What happens if Nutmeg goes bust? ›

The value of your investments can go up as well as down

If your savings are in cash with a reputable bank or building society, they are normally guaranteed by the government up to the value of £85,000 per institution. This means that if the bank goes bust, you will get back up to £85,000 of your money.

Can you trust robo-advisors? ›

Robo-advisors, like human advisors, cannot guarantee profits or protect entirely against losses, especially during market downturns—even with well-diversified portfolios. Because most robo-advisors only take long positions, when those assets fall in value, so will the portfolio it has constructed.

What is the average robo-advisor fee? ›

Funds' expense ratios: The robo-advisor will invest your money in various funds that also charge fees based on your assets. The fees can vary widely, but across a portfolio they typically range from 0.05 percent to 0.25 percent, costing $5 to $25 annually for every $10,000 invested, though some funds may cost more.

Should I invest in multiple robo-advisors? ›

Some would diversify across multiple platforms to minimise platform-specific risk.
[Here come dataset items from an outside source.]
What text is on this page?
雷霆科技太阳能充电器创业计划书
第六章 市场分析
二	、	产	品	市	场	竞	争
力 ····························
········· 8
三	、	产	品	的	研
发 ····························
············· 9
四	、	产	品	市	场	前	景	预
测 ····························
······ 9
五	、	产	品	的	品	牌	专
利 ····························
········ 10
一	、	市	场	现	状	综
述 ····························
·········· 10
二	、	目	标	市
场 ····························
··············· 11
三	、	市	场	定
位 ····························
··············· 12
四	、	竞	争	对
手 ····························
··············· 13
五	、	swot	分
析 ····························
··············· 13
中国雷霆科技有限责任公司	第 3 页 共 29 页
It's a good consideration but if you understand how the platform handles your money and can sleep at night knowing that your funds are safe, there's no need to diversify across platforms just for the sake of it.
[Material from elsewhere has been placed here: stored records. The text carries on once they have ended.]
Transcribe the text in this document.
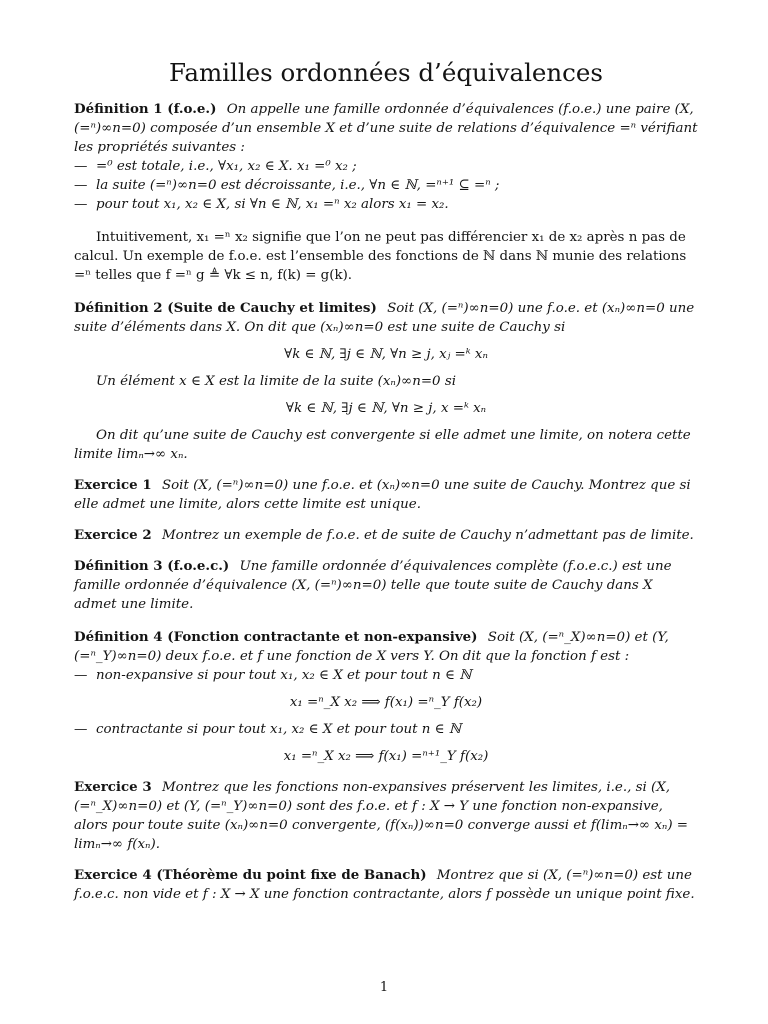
Familles ordonnées d’équivalences
Définition 1 (f.o.e.) On appelle une famille ordonnée d’équivalences (f.o.e.) une paire (X, (=ⁿ)∞n=0) composée d’un ensemble X et d’une suite de relations d’équivalence =ⁿ vérifiant les propriétés suivantes :
— =⁰ est totale, i.e., ∀x₁, x₂ ∈ X. x₁ =⁰ x₂ ;
— la suite (=ⁿ)∞n=0 est décroissante, i.e., ∀n ∈ ℕ, =ⁿ⁺¹ ⊆ =ⁿ ;
— pour tout x₁, x₂ ∈ X, si ∀n ∈ ℕ, x₁ =ⁿ x₂ alors x₁ = x₂.
Intuitivement, x₁ =ⁿ x₂ signifie que l’on ne peut pas différencier x₁ de x₂ après n pas de calcul. Un exemple de f.o.e. est l’ensemble des fonctions de ℕ dans ℕ munie des relations =ⁿ telles que f =ⁿ g ≜ ∀k ≤ n, f(k) = g(k).
Définition 2 (Suite de Cauchy et limites) Soit (X, (=ⁿ)∞n=0) une f.o.e. et (xₙ)∞n=0 une suite d’éléments dans X. On dit que (xₙ)∞n=0 est une suite de Cauchy si
∀k ∈ ℕ, ∃j ∈ ℕ, ∀n ≥ j, xⱼ =ᵏ xₙ
Un élément x ∈ X est la limite de la suite (xₙ)∞n=0 si
∀k ∈ ℕ, ∃j ∈ ℕ, ∀n ≥ j, x =ᵏ xₙ
On dit qu’une suite de Cauchy est convergente si elle admet une limite, on notera cette limite limₙ→∞ xₙ.
Exercice 1 Soit (X, (=ⁿ)∞n=0) une f.o.e. et (xₙ)∞n=0 une suite de Cauchy. Montrez que si elle admet une limite, alors cette limite est unique.
Exercice 2 Montrez un exemple de f.o.e. et de suite de Cauchy n’admettant pas de limite.
Définition 3 (f.o.e.c.) Une famille ordonnée d’équivalences complète (f.o.e.c.) est une famille ordonnée d’équivalence (X, (=ⁿ)∞n=0) telle que toute suite de Cauchy dans X admet une limite.
Définition 4 (Fonction contractante et non-expansive) Soit (X, (=ⁿ_X)∞n=0) et (Y, (=ⁿ_Y)∞n=0) deux f.o.e. et f une fonction de X vers Y. On dit que la fonction f est :
— non-expansive si pour tout x₁, x₂ ∈ X et pour tout n ∈ ℕ
x₁ =ⁿ_X x₂ ⟹ f(x₁) =ⁿ_Y f(x₂)
— contractante si pour tout x₁, x₂ ∈ X et pour tout n ∈ ℕ
x₁ =ⁿ_X x₂ ⟹ f(x₁) =ⁿ⁺¹_Y f(x₂)
Exercice 3 Montrez que les fonctions non-expansives préservent les limites, i.e., si (X, (=ⁿ_X)∞n=0) et (Y, (=ⁿ_Y)∞n=0) sont des f.o.e. et f : X → Y une fonction non-expansive, alors pour toute suite (xₙ)∞n=0 convergente, (f(xₙ))∞n=0 converge aussi et f(limₙ→∞ xₙ) = limₙ→∞ f(xₙ).
Exercice 4 (Théorème du point fixe de Banach) Montrez que si (X, (=ⁿ)∞n=0) est une f.o.e.c. non vide et f : X → X une fonction contractante, alors f possède un unique point fixe.
1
Which robo-advisor has the best returns? ›

Summary: Best Robo-Advisors
CompanyForbes Advisor RatingLEARN MORE
SoFi Automated Investing4.7Learn More On Sofi's Website
Vanguard Digital Advisor4.6Learn More Read Our Full Review
Vanguard Personal Advisor Services4.6Learn More On Vanguard's Website
Wealthfront4.4Learn More On WealthFront's Website
1 more row

Do rich people use robo-advisors? ›

Digital Advisor Use Dropped in 2022

High-net-worth investors exited robo-advisor arrangements at the highest rates. Here's how the data broke down along asset levels: $50,000 or less: A drop from 23.6% to 20.6% in 2022, which translates to a decrease of 3 percentage points.

What is the average return of a robo-advisor? ›

Robo-advisor performance is one way to understand the value of digital advice. Learn how fees, enhanced features, and investment options can also be key considerations. Five-year returns from most robo-advisors range from 2%–5% per year.

What is the average return on a robo-advisor? ›

Learn how fees, enhanced features, and investment options can also be key considerations. Five-year returns from most robo-advisors range from 2%–5% per year. * And the performance of these automated investment services can vary based on asset allocation, market conditions, and other factors.

Do robo-advisors outperform the S&P 500? ›

But depending on the asset class mix and the particular index funds selected, a robo-advisor may underperform or outperform a broad equity index like the S&P 500.

What is the success rate of the robo-advisor? ›

According to their data, Betterment robo advisors would have outperformed the average investor 88% of the time in the last decade. Based on investment data, Betterment robo advisor accounts have managed to outperform the market at pretty much every asset allocation ratio.

Which robo-advisors do tax-loss harvesting? ›

Best Robo-Advisors With Tax-Loss Harvesting at a Glance
  • Wealthfront – Best for Goals-Based Investing.
  • Betterment – Best for Beginners.
  • Empower – Best for Net Worth Tracking.
  • Axos Invest – Best for Self-Directed Trading.